Adesso cosa rischia il governo? Sicuramente la Lega, che è azionista di maggioranza del governo Draghi, si mostrerà sensibile all’atteggiamento di distanza adottato da Giorgia Meloni. Quale sarà l’atteggiamento della Lega nei confronti del governo? L’unico vero vincitore è Enrico Letta e il suo Pd, che sette anni fa hanno proposto il nome di Sergio Mattarella. Ci sarà un rimescolamento delle carte all’interno del governo? Ricordiamo che il nostro Paese vedrà nei prossimi mesi l’arrivo dei fondi Pnrr e il governo ha bisogno di una linea chiara sull’utilizzo dei fondi: l’attuale compagine di governo riuscirà a spendere il denaro nel migliore dei modi?
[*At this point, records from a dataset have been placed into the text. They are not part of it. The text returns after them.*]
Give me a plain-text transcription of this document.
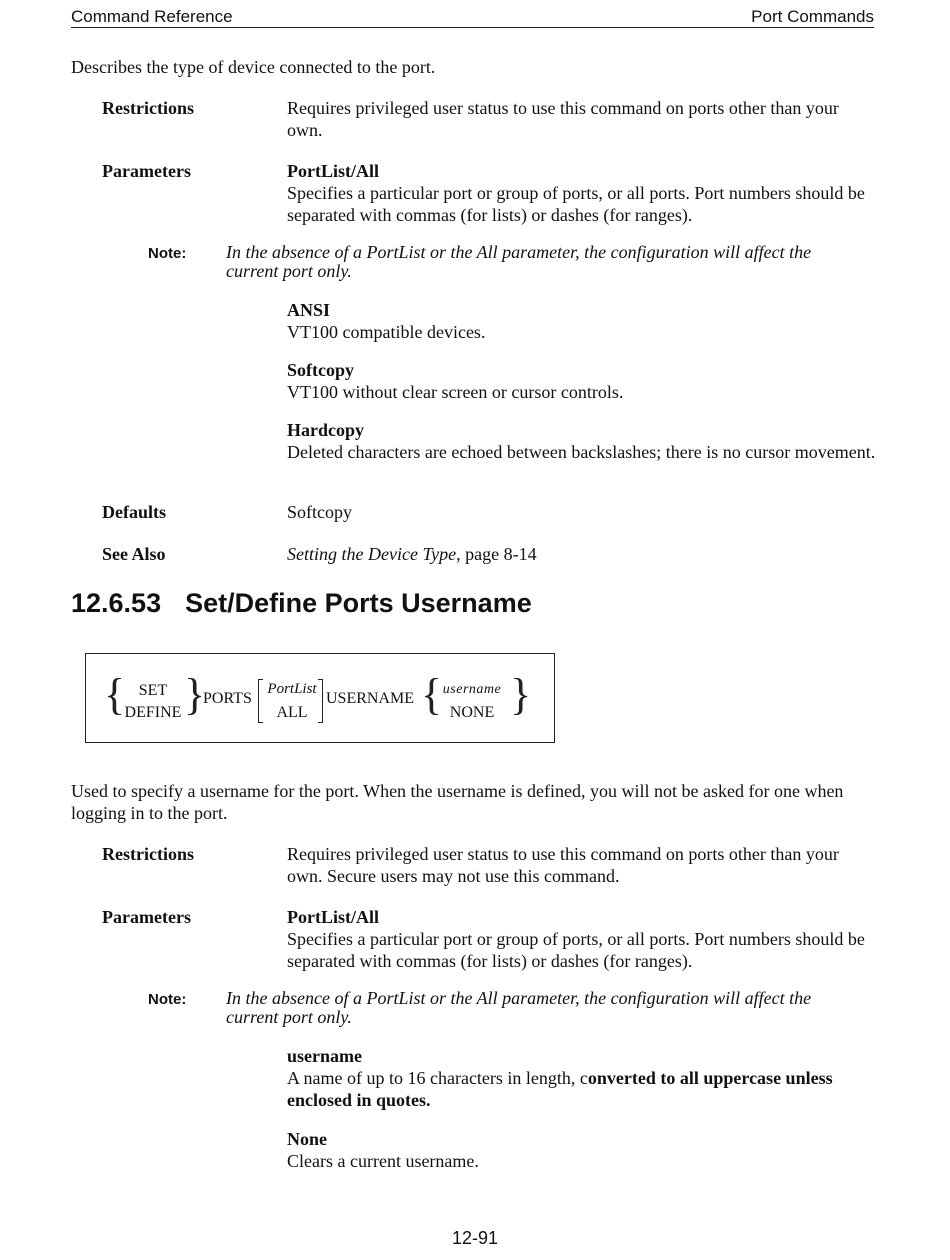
Command Reference	Port Commands
Describes the type of device connected to the port.
Restrictions	Requires privileged user status to use this command on ports other than your own.
Parameters	PortList/All
Specifies a particular port or group of ports, or all ports. Port numbers should be separated with commas (for lists) or dashes (for ranges).
Note: In the absence of a PortList or the All parameter, the configuration will affect the current port only.
ANSI
VT100 compatible devices.
Softcopy
VT100 without clear screen or cursor controls.
Hardcopy
Deleted characters are echoed between backslashes; there is no cursor movement.
Defaults	Softcopy
See Also	Setting the Device Type, page 8-14
12.6.53 Set/Define Ports Username
{ SET
DEFINE }
PORTS
PortList
ALL
USERNAME { username
NONE }
Used to specify a username for the port. When the username is defined, you will not be asked for one when logging in to the port.
Restrictions	Requires privileged user status to use this command on ports other than your own. Secure users may not use this command.
Parameters	PortList/All
Specifies a particular port or group of ports, or all ports. Port numbers should be separated with commas (for lists) or dashes (for ranges).
Note: In the absence of a PortList or the All parameter, the configuration will affect the current port only.
username
A name of up to 16 characters in length, converted to all uppercase unless enclosed in quotes.
None
Clears a current username.
12-91
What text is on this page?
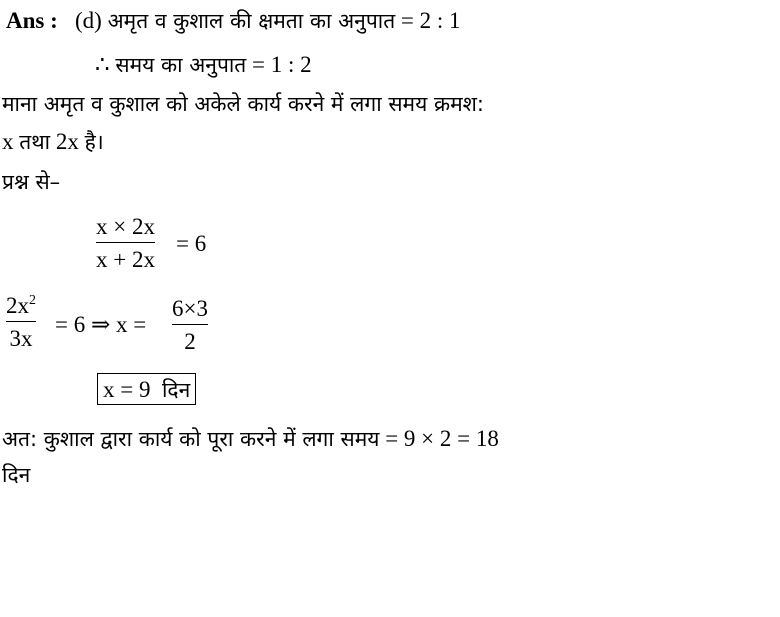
Ans : (d) अमृत व कुशाल की क्षमता का अनुपात = 2 : 1
∴ समय का अनुपात = 1 : 2
माना अमृत व कुशाल को अकेले कार्य करने में लगा समय क्रमश:
x तथा 2x है।
प्रश्न से–
x × 2x
x + 2x
= 6
$2x^2$
3x
= 6 ⇒ x =
6×3
2
x = 9 दिन
अत: कुशाल द्वारा कार्य को पूरा करने में लगा समय = 9 × 2 = 18
दिन
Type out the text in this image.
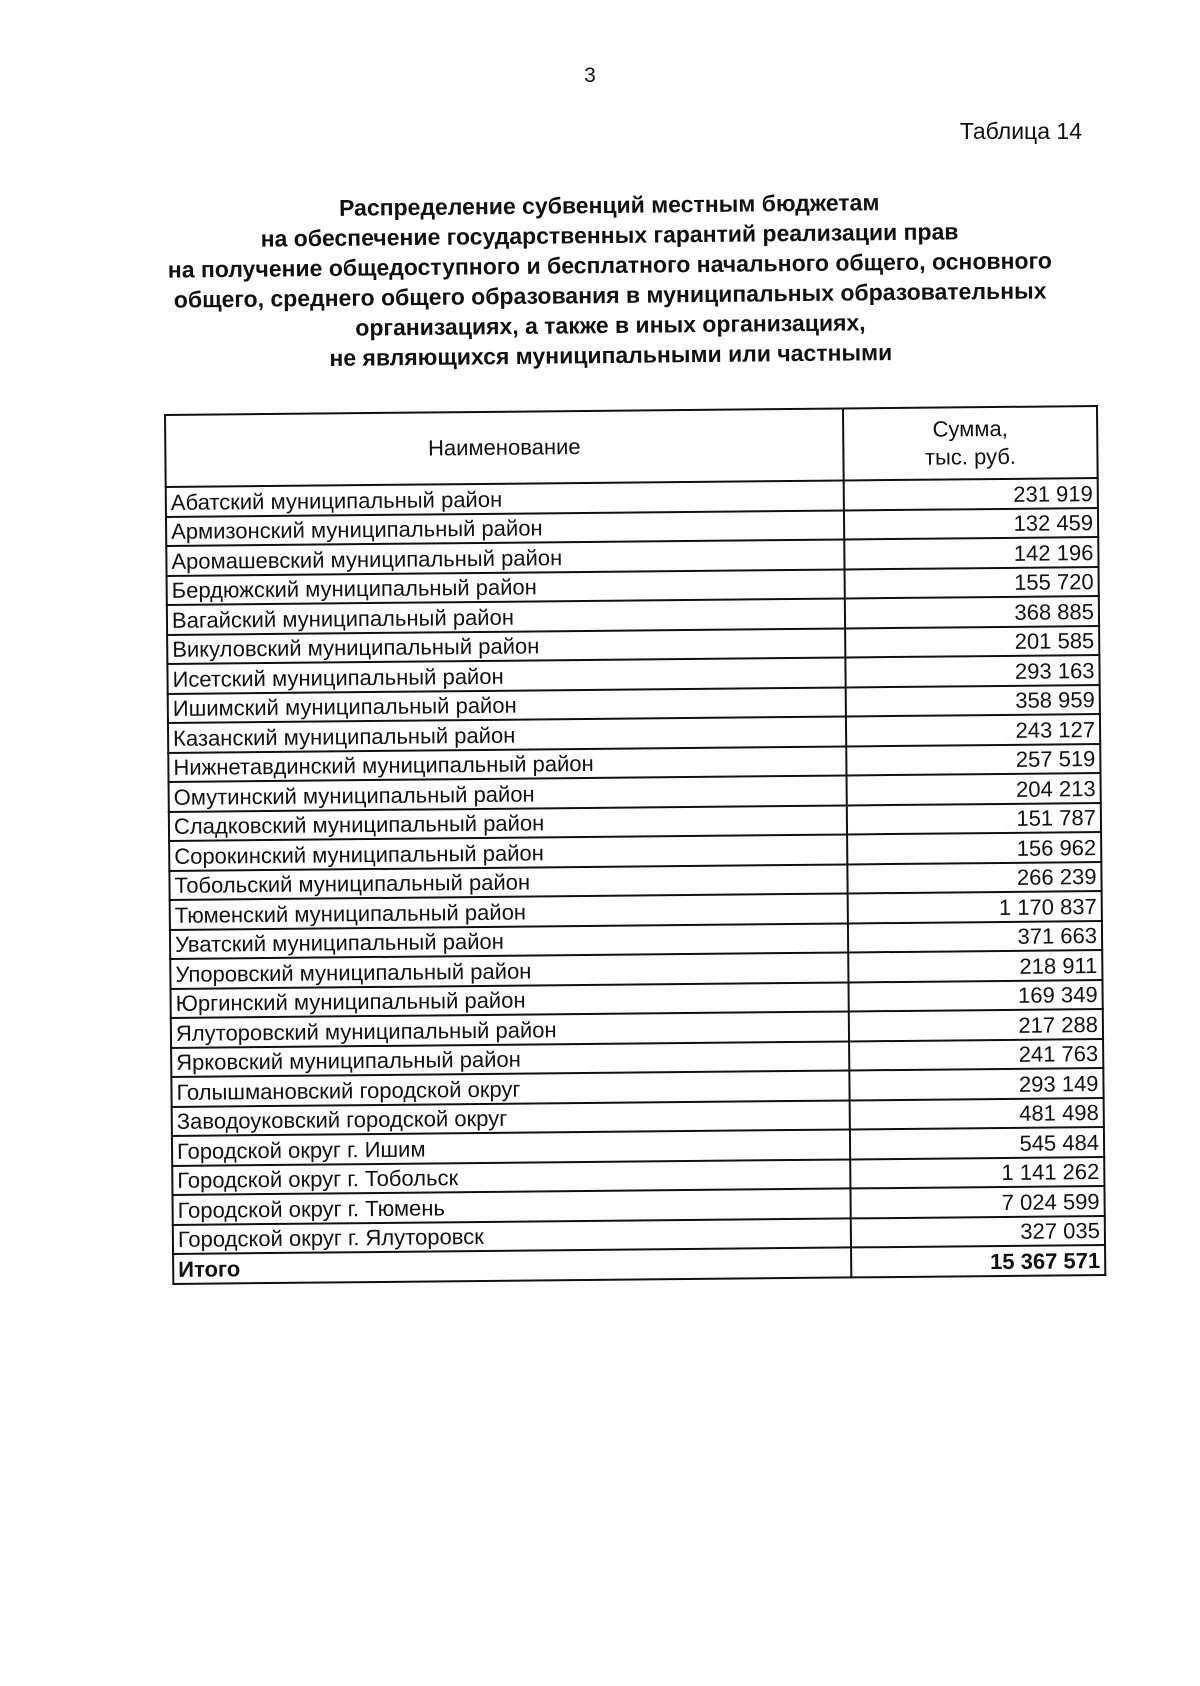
3
Таблица 14
Распределение субвенций местным бюджетам
на обеспечение государственных гарантий реализации прав
на получение общедоступного и бесплатного начального общего, основного
общего, среднего общего образования в муниципальных образовательных
организациях, а также в иных организациях,
не являющихся муниципальными или частными
Наименование	Сумма,
тыс. руб.

Абатский муниципальный район	231 919
Армизонский муниципальный район	132 459
Аромашевский муниципальный район	142 196
Бердюжский муниципальный район	155 720
Вагайский муниципальный район	368 885
Викуловский муниципальный район	201 585
Исетский муниципальный район	293 163
Ишимский муниципальный район	358 959
Казанский муниципальный район	243 127
Нижнетавдинский муниципальный район	257 519
Омутинский муниципальный район	204 213
Сладковский муниципальный район	151 787
Сорокинский муниципальный район	156 962
Тобольский муниципальный район	266 239
Тюменский муниципальный район	1 170 837
Уватский муниципальный район	371 663
Упоровский муниципальный район	218 911
Юргинский муниципальный район	169 349
Ялуторовский муниципальный район	217 288
Ярковский муниципальный район	241 763
Голышмановский городской округ	293 149
Заводоуковский городской округ	481 498
Городской округ г. Ишим	545 484
Городской округ г. Тобольск	1 141 262
Городской округ г. Тюмень	7 024 599
Городской округ г. Ялуторовск	327 035
Итого	15 367 571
Le dichiarazioni di Enrico Letta dopo la settima fumata nera al Quirinale

Per Letta “Oggi si riparte con un elemento in più: il centrodestra si è formalmente spaccato. Politicamente è un punto essenziale”. Oggettivamente questo è un dato di fatto e “L’intero sistema politico-istituzionale si regge attorno al Capo dello Stato e al capo del Governo, che sono sopra la mischia”. E poi ha aggiunto: “Quel fragilissimo equilibrio retto attorno a due personalità straordinarie può essere modificato solo se c’è una intesa complessiva che tiene e, affinché ci sia, c’è bisogno della nostra logica del né vincitori né vinti. Questa logica per adesso ispira noi, ma non tutti gli altri. Altrimenti, il Parlamento ha una sua saggezza e mi sembra che si stia esprimendo. Assecondare questa saggezza è anche questa democrazia. Enrico Letta si mostra contento per la soluzione a cui si è giunti. Il vero vincitore è Enrico Letta: una settimana fa aveva detto “O Draghi o Mattarella“. Eccoci qui.